When faced with what to wine producers and wine drinkers seemed irrefutable evidence of an increase in TCA-tainted wines from the 1980s, when, as Taber reveals, Portugal’s cork forests were showing the effects of the 1974 revolution, the cork industry argued that the fault lay not with the corks themselves but with wine producers who had mistreated their corks. It is certainly true that cork was not the culprit for all TCA infections. Bordeaux wine researcher Pascal Chatonnet, profiled on these pages some years ago, specialises in the analysis of TCA and similar winery infections which come not from corks but from the likes of the chlorine once routinely used to sterilise winery equipment and from a particular wood treatment. His company Excell has made a speciality of discreet analysis and disinfection in properties such as, most famously, Châteaux Ducru-Beaucaillou, Canon and Latour, each of whose wine cellars has been completely reconstructed since troubles in the 1980s.
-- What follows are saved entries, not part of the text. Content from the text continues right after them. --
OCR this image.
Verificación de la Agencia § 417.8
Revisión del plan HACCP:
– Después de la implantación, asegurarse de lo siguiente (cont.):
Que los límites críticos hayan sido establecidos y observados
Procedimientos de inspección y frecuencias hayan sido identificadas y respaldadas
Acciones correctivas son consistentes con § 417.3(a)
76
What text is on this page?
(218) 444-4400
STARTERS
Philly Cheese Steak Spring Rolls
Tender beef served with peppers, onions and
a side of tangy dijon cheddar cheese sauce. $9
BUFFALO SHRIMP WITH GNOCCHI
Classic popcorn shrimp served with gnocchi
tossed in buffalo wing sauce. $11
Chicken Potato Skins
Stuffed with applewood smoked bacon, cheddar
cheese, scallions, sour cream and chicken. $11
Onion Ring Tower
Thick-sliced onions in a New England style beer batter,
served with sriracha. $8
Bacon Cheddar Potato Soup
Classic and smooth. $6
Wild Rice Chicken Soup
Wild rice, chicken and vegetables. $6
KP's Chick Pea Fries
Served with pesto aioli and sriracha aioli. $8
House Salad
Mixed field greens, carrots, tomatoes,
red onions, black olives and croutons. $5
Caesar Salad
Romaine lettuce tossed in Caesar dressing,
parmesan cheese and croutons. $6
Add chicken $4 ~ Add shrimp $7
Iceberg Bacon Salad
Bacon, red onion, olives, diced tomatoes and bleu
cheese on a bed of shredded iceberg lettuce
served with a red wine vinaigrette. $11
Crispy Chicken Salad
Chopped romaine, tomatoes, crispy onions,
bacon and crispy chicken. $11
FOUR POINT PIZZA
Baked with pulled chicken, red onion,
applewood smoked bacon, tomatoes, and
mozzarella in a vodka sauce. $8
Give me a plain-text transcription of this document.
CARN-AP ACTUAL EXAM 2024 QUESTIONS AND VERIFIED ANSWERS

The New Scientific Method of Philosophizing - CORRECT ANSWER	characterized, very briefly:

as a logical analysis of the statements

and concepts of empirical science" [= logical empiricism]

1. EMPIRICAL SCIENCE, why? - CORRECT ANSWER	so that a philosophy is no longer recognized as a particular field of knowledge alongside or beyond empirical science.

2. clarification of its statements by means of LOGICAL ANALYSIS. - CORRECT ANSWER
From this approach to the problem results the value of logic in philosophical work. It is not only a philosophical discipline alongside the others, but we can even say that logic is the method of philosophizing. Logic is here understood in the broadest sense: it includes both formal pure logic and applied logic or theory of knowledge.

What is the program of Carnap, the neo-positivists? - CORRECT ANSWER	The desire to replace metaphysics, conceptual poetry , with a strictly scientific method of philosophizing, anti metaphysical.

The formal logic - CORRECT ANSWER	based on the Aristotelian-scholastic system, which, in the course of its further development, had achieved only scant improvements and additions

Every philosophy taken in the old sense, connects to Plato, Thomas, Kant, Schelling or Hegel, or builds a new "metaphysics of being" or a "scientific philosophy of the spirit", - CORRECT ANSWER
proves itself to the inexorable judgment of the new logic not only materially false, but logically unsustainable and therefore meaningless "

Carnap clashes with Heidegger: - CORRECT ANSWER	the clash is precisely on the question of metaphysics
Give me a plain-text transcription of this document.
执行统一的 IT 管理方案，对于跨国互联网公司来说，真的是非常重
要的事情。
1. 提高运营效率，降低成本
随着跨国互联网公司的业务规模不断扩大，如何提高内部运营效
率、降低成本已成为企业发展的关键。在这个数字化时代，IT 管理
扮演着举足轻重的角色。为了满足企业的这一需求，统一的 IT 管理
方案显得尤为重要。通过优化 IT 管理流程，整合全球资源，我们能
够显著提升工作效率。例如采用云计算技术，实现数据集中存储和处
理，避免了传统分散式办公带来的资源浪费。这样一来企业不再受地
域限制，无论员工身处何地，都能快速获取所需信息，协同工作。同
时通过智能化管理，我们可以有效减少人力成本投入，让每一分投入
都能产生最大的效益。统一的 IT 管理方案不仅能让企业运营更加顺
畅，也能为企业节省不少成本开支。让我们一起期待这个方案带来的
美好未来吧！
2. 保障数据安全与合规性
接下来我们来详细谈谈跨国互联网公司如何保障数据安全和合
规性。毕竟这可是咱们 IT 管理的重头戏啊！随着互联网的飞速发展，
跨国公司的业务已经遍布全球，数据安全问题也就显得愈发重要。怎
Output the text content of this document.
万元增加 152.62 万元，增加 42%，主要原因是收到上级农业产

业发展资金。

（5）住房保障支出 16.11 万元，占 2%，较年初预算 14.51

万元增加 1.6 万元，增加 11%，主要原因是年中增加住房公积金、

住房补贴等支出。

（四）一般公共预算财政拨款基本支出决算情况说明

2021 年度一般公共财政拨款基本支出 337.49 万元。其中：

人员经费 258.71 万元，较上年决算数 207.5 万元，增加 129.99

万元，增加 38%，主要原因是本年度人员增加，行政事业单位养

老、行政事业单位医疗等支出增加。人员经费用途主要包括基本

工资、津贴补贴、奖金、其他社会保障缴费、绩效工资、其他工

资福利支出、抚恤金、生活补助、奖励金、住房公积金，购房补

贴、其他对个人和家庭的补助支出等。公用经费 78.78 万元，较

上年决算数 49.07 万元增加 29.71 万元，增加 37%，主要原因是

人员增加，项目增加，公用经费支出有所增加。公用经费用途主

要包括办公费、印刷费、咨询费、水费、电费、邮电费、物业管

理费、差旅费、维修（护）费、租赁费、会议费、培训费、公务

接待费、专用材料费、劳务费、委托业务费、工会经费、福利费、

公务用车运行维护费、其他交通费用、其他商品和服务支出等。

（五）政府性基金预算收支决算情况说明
Taber suggests why such problems were initially overlooked by the wine producers themselves. “TCA causes anosmia, the temporary lack of smell. In those distant times before the Internet, winemakers were writing letters to each other asking if they had the same trouble. When the letters were opened, the recipients would often pull back in shock because of the offensive smell drifting out of the envelope.”

 

Even as recently as 2000 the cork producers still did not understand the depth of the wine industry’s rage at the extent to which cork problems were blighting their wines’ reputation. Arguably even worse than out and out TCA contamination is low level TCA taint, which simply robs a wine of its fruit and makes the consumer blame the wine not the cork – one of the few aspects of the story underplayed by Taber. In February of that year, Antonio Amorim flew with the topflight scientist Miguel Cabral he had at last hired to try to sort out the TCA problem to Australia for a meeting with six of corks’ harshest critics from the wine industry there (the Australians had long suspected they had been fobbed off with the poorest quality corks because they were so far away from Portugal). Over dinner in an Adelaide hotel the Portuguese visitors had to withstand more than four and half hours of sustained attack, relieved only when Amorim took a sip of the local water and was able to point out that it was contaminated by TCA too. On the way out of the restaurant, we are told, Amorim whispered to his new employee, “I don’t ever want to go through a meeting like that again in my life. I don’t care what it costs: just fix this problem!”

 

We have a lot to thank the Australians, and Éric Hervé who developed the TCA-testing procedure, for. Since then the old habit of drying cork bark on the damp ground encouraging all sorts of moulds has been abandoned by the bigger cork producers and Cabral has come up with a way of using steam to dramatically reduce TCA levels in Amorim’s corks. The cork industry is busy inventing new stoppers such as Diam, the successor to the ill-fated Altec that went from zero to sales of 2.5 billion stoppers in less than five years (it developed taint in the end too thanks to the glue used to bind its cork granules). Today, of the 20 billion wine bottle stoppers used each year (a number that is still rising thanks to the switch from bulk to bottled wine), 16 billion are natural cork in some form, 2.5 billion are the plastic corks which are being improved but still don’t offer a perfect seal over long periods, 20 million glass stoppers and just 1.5 billion, but growing fastest, the hotly defended screwcaps.

 

Taber covers the screwcap related problems of reduction (bad egg smells) associated with screwcap liners and the possible downside of the copper fining needed to avoid them. He also mentions their less robust qualities during transport. He is utterly fair in his treatment of the bottle stopper options and, like me, feels a tendresse for natural cork but is delighted that it no longer enjoys an ill-deserved monopoly on keeping the air out and the wine in.